Low consumer lift and relatively recent supply of used batteries to market EVs have been low, but automakers are already pursuing several other life projects.

This is because the average electric vehicle can retain up to 70% of its charging capacity after the lithium ion battery is removed. The commercial offer for second-life batteries is therefore intuitive: before sending the battery to the recycler, automakers can potentially generate additional revenue by using it in another application or by selling it to a third party.

Low consumer lift and relatively recent supply of used batteries to market EVs have been low, but automakers are already pursuing several other life projects.

To name a few such projects that have popped up in recent years, Nissan is using old batteries to power small robots; French carmaker Groupe Renault, with partners, is introducing a stable energy storage system with outdated EV batteries; Audi Environmental Foundation, the daughter organization of Audi AG, worked with the Indian startup Noonam to manufacture solar nanogrids from the e-tron battery module employed.

Other OEMs, such as Lucid Motors, BMW and Protera, are incorporating the principles of reuse into their battery design. In fact, Lucid has built its batteries to work on its electric vehicle and energy storage products, including second-life uses, chief engineer Eric Bach told ClearTips.
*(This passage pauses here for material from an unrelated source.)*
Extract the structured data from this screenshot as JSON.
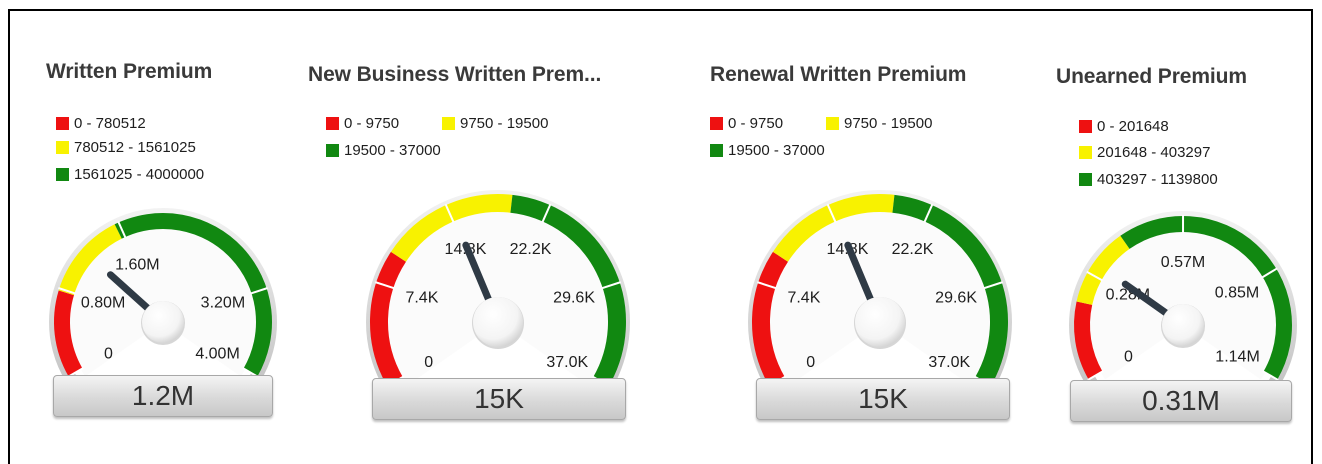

BMW spokesman Weild Bruch said in an interview with ClearTips, BMW has used a “plug-and-play” concept with batteries in their i3 models so that they can be easily removed and inserted. “We believe that battery second-life will become its own business area,” he said.

A new strap on battery life

Automakers are increasingly on second-life uses, although the size of their role in this budding market is still unclear. Matthew Lumsden, CEO of UK-based Connected Energy, told ClearTips that he has seen a change in the last two years where some OEMs have started to see batteries as an asset rather than a liability.

By Jothi Venkat

Chief Editor Jothi Venkat Tips Clear In . Editorial chief and CEO of TipsClear.in. Representing many online News sites and Magazines. Having Media company World Wide with a team of Neutral Reporters.